Потому я не удивляюсь, когда Бог Солнца – взаправду – ловит несколько выстрелов грудью. Вот только десятилетия спустя; так много он отхаживает без оружия вовсе, решая назревающие конфликты интонацией и видом.
Также я наблюдаю за Богиней Солнца, должной носить иное имя: предвижу грядущее и потому опускаю собственный взгляд. Она кричит. Истошно. Протяжно. Кричит и рыдает, на коленях держа оставившего его супруга. Не проклинает и не разрезает словами небо; их недостаточно. Она кричит, пока не отпускают силы и пока небо не оказывается разрезано женским воплем и молнией. Ливень накрывает резиденцию Солнца и ближайшие земли.
Это необходимо.
Это ломает, оно же и закаляет.
Она плачет, пока дождь умывает руки и лицо от крови и успокаивает надрывающееся сердце вместе с разразившимся пожаром. Вмешиваются иные приехавшие по воле Хозяина Монастыря, ухватывают обезумевшую жену и войлоком усаживают в конвойный автомобиль. Дорожная пыль уносит их.
Я смотрю на бездыханное тело Бога Солнца, избежавшего смерти физической много лет назад, но не избежавшего моральной гибели и эмоционального упадка. Ощущаю его умиротворённость и взгляд перевожу на осыпающийся Дом Солнца. Последний из клана остаётся близ родных земель.
Женщина
Юная отдаёт все свои силы на мольбу и призыв к хозяйскому сердцу, но в этом её просчёт: у Хозяина не было сердца. И я ранено смотрю на него, взглядом вымаливая не трогать девичье тело, однако Ян сечёт её во всю силу и, опосля, прогоняет.
– Ты неисправим, – нервно сглотнув, заключаю я.
– Это у Нас миры перевернулись, – спокойно отвечает мужчина. – А эти же, – он подразумевает послушниц, – в своих собственных и привычных им оболочках. Для них ничего не изменилось и не изменится. В стенах Монастыря ничего не произошло, Луна, ничего.
И потому он розгами выдворяет молодую дурь из молодой дурной головы.
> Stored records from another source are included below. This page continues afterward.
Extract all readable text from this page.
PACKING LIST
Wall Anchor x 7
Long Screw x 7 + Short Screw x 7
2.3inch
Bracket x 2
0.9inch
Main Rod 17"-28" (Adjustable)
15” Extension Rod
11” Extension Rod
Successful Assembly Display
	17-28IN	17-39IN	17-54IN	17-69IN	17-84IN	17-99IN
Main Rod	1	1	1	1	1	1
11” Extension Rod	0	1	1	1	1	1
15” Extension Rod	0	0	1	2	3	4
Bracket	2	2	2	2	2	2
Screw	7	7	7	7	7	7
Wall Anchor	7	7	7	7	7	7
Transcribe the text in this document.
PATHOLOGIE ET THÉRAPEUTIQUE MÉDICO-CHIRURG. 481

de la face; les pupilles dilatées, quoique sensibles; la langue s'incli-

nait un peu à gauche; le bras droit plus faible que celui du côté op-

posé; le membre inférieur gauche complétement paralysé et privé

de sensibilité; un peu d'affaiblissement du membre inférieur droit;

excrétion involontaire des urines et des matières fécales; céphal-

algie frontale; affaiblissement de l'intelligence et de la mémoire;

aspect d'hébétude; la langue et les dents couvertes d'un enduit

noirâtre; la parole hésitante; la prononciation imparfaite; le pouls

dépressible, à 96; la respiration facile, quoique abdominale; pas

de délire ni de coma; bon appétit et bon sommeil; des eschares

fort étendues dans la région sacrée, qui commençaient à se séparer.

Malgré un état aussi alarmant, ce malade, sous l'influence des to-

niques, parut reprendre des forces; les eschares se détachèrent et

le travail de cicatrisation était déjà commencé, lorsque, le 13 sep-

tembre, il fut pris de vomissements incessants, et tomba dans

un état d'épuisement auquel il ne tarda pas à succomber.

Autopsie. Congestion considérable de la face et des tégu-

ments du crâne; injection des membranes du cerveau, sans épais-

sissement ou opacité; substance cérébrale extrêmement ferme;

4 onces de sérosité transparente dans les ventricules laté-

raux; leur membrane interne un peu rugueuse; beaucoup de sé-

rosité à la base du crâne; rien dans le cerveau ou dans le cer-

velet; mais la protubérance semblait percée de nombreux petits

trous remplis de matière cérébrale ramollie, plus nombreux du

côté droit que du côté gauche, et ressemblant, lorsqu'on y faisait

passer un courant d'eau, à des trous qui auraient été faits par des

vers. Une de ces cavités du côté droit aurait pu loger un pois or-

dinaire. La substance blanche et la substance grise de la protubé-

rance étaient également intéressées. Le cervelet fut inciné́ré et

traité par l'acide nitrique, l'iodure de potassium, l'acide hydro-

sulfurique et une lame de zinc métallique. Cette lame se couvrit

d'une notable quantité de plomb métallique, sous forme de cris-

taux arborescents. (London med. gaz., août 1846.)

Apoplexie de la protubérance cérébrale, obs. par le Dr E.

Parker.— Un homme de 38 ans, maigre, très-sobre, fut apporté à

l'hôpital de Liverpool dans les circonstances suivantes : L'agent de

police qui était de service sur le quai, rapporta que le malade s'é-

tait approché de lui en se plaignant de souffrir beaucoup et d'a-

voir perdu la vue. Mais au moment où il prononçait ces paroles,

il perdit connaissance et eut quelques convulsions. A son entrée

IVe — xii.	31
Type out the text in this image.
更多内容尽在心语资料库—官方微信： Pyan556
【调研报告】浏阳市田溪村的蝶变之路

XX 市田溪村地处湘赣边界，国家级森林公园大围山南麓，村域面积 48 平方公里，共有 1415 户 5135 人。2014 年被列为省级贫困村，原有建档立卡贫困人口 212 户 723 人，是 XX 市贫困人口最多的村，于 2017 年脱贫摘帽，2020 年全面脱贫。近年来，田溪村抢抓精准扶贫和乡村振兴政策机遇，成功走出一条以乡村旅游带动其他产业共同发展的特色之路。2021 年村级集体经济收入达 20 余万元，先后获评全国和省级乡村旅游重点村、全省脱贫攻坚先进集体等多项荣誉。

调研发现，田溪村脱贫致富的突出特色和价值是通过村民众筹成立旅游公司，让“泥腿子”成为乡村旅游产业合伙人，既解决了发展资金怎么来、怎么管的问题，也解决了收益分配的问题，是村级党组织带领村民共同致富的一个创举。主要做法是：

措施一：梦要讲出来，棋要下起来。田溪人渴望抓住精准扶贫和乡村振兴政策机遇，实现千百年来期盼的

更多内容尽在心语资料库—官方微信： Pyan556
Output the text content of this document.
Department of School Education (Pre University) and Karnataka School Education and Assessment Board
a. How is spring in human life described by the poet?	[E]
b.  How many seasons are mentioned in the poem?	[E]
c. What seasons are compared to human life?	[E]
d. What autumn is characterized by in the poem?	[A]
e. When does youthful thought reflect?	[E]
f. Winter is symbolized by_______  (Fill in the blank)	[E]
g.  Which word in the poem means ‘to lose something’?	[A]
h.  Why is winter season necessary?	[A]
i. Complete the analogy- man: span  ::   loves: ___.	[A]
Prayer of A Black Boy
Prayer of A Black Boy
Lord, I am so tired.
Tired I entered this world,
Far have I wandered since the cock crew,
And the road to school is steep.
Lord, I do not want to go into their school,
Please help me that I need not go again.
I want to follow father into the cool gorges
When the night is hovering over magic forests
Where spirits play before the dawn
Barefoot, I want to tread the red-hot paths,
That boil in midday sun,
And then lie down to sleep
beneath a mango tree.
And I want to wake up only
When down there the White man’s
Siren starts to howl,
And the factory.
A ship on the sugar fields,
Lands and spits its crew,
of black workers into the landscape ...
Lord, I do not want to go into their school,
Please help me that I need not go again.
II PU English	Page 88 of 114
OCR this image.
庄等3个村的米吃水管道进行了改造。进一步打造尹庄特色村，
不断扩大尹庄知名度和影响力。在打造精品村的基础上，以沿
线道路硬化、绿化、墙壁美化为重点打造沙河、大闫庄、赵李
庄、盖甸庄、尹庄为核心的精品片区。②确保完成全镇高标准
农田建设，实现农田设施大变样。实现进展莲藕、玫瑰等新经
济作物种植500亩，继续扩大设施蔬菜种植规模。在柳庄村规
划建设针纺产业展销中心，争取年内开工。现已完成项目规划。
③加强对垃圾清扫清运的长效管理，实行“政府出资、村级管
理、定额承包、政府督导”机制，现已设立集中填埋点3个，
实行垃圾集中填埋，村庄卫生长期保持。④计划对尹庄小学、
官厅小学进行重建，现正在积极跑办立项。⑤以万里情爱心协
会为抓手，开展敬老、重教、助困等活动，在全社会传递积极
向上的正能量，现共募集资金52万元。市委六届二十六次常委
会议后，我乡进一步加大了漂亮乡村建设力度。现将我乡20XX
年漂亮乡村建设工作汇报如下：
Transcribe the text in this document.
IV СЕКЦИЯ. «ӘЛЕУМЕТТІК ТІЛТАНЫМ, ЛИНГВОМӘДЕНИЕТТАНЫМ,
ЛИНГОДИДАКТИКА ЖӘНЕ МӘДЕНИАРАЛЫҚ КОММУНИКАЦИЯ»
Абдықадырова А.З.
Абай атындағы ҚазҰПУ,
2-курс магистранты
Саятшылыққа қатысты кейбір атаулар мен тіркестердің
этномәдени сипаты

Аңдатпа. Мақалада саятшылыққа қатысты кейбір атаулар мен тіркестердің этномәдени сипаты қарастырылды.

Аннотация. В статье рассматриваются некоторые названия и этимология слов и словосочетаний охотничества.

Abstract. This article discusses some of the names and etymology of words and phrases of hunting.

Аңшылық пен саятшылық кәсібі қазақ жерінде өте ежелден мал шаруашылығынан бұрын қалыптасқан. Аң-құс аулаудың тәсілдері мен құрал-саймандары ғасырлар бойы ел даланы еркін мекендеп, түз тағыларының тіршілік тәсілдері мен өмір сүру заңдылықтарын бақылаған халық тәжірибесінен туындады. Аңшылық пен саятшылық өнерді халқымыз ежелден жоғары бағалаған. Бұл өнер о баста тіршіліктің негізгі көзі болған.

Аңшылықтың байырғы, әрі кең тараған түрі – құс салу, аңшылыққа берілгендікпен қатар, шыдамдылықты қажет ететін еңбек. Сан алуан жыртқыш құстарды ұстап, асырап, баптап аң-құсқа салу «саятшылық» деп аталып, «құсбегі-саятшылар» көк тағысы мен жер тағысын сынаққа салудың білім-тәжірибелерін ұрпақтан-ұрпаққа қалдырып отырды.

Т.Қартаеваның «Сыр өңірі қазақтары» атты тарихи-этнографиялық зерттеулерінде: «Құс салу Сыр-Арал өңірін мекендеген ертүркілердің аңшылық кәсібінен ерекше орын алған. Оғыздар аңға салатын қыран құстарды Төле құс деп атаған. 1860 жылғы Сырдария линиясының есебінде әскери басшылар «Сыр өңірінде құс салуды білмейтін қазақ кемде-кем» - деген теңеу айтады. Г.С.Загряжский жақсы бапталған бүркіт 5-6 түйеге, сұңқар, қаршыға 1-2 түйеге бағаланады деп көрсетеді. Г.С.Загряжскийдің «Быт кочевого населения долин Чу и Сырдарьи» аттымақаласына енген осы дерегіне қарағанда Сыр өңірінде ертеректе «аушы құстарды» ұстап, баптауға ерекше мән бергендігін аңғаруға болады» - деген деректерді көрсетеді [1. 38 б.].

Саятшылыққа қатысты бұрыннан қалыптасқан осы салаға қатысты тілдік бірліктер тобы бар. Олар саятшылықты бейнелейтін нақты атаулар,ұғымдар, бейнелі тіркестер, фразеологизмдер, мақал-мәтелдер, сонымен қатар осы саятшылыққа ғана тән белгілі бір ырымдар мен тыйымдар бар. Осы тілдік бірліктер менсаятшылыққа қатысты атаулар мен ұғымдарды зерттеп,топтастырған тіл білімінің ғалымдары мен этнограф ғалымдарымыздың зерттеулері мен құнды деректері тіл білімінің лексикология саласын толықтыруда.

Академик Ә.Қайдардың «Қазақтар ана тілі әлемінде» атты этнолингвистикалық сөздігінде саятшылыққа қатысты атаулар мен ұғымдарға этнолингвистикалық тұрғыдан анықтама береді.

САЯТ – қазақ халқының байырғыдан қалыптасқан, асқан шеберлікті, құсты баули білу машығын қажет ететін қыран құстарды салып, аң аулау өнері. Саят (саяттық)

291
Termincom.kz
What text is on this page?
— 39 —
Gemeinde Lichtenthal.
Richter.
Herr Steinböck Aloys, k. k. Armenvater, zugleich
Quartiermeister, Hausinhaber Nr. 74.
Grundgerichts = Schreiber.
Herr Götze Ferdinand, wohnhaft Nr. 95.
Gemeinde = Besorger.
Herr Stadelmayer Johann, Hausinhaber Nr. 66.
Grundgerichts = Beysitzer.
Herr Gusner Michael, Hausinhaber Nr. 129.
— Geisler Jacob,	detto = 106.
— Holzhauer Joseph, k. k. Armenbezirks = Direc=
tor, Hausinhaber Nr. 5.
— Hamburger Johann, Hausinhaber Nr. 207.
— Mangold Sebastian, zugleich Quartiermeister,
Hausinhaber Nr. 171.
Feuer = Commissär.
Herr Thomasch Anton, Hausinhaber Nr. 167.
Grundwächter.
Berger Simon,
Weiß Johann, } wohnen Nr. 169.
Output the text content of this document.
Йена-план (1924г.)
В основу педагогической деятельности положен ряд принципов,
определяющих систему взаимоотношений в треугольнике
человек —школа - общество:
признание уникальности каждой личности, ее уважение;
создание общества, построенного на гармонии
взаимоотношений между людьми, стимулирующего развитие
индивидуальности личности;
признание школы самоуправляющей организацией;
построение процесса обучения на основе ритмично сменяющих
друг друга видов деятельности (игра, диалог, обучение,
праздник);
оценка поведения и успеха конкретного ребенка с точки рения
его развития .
Закрыв глаза на добитую часом ранее Сибирию и четырьмя днями до этого Гелиоса. И мысль о нём – та, с которой я свыклась за дни в дороге – колит особенно остро.
– Личные трагедии в массах не нуждаются, – продолжает Ян. – Они ими лишь обсуждаются и провоцируются.
И вскоре он замечает: я не смотрю, не слушаю. Зовёт и препирается с покрасневшими глазами. Хочет взорваться и предложить погнанной девице вернуться, как будто дело могло быть в ней. Как будто меня беспокоили его в равном коктейле деспотизм и садизм. Я отворачиваюсь и, врезавшись в подушку, плачу.
Ян падает рядом и, обнимая за ноги, выпытывает прощение. Он знает (она едина) о причине слёз, он сам ещё не зарубцевался после известия о кончине Гелиоса.
– Мне надо вернуться, – говорю я.
– Куда возвращаться? – говорит он.
Понимает, что я подразумеваю резиденцию Солнца, но не понимает для каких целей: дом сгорел. И я поспешно отвечаю, что его несильного ума приспешники затолкали меня в конвой и не позволили даже проститься; а тело и вовсе – по глупой шутке или злому умыслу – оставили под небом и на утро выкатившимся солнцем.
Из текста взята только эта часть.